Australian employees continue to battle record living costs despite inflation cooling in the nation, new data from the Australian Bureau of Statistics (ABS) revealed.
The consumer price index (CPI) – the measure of inflation – slipped 6% over the year to the June quarter. It rose 0.8% quarter-on-quarter.
Meanwhile, employees saw their living costs climb another 1.5% over the three months to June, clocking in 9.6% higher than they were in same quarter of 2022.
“The rise in annual living costs for employee households is the largest increase since this series started in 1999,” ABS head of prices statistics Michelle Marquardt said.

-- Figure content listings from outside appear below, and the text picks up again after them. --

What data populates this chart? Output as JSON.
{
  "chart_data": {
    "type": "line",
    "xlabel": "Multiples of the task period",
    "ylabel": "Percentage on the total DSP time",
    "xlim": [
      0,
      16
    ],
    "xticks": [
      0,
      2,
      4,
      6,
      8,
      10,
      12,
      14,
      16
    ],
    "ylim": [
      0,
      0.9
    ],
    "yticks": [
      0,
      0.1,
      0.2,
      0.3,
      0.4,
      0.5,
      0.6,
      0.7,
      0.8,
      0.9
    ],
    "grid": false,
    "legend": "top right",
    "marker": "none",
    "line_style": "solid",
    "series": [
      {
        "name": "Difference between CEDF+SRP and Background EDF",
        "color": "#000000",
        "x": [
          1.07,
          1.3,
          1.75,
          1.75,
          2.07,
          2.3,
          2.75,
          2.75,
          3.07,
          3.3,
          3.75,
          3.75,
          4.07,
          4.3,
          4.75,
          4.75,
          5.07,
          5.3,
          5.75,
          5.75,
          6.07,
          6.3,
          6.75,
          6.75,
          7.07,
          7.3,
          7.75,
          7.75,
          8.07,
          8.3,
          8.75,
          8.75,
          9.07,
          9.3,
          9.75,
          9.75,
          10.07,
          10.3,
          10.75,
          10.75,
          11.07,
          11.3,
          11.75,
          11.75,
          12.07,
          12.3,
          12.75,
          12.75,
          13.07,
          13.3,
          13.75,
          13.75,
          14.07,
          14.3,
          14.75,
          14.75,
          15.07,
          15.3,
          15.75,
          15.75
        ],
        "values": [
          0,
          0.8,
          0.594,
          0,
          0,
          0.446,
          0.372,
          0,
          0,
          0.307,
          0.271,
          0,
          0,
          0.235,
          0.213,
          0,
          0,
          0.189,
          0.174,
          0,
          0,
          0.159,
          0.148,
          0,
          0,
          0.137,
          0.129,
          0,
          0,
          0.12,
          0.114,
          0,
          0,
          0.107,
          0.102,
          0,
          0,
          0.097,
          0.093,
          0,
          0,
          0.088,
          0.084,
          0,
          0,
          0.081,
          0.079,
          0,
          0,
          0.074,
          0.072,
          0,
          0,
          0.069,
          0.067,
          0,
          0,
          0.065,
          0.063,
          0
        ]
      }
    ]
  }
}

“The last time the CPI recorded an annual increase of 9.6% was in 1986.”
And it wasn’t just the nation’s employees feeling the pinch.
All measured household types have seen their cost-of-living increase faster than the CPI over the last 12 months.
Australians receiving the age pension saw their living costs rise 6.7% over the year to the June quarter while those of self-funded retirees lifted 6.3%.
“Higher prices for insurance, food, and housing contributed to increased living costs for all household types,” Ms Marquardt said.
"The impact of price changes on household budgets varies between household types with their different spending patterns."
The rising financial pressure felt by Aussie households appears to be having major ramifications on the retail sector.
Data released last week found retail turnover slipped 0.8% in June to around $35.2 billion, surprising economists and marking the first monthly fall since November 2022.
The major difference between the ABS’s living cost indexes and the CPI is the inclusion of mortgage interest rates in the former and new dwelling costs in the latter.
Perhaps unsurprisingly, the largest dint felt by the finances of Aussie workers came from rising interest rates on home loans – with interest charges climbing more than 91% year-on-year.
The Reserve Bank of Australia (RBA) began hiking the cash rate from a record low of 0.1% in May 2022 in a bid to tame inflation.
That's also coincided with many homeowners rolling off fixed-rate mortgages amid the high interest rate environment.
Economists at the big four banks now predict the cash rate peaked at 4.1% in June, with two consecutive holds put forward since.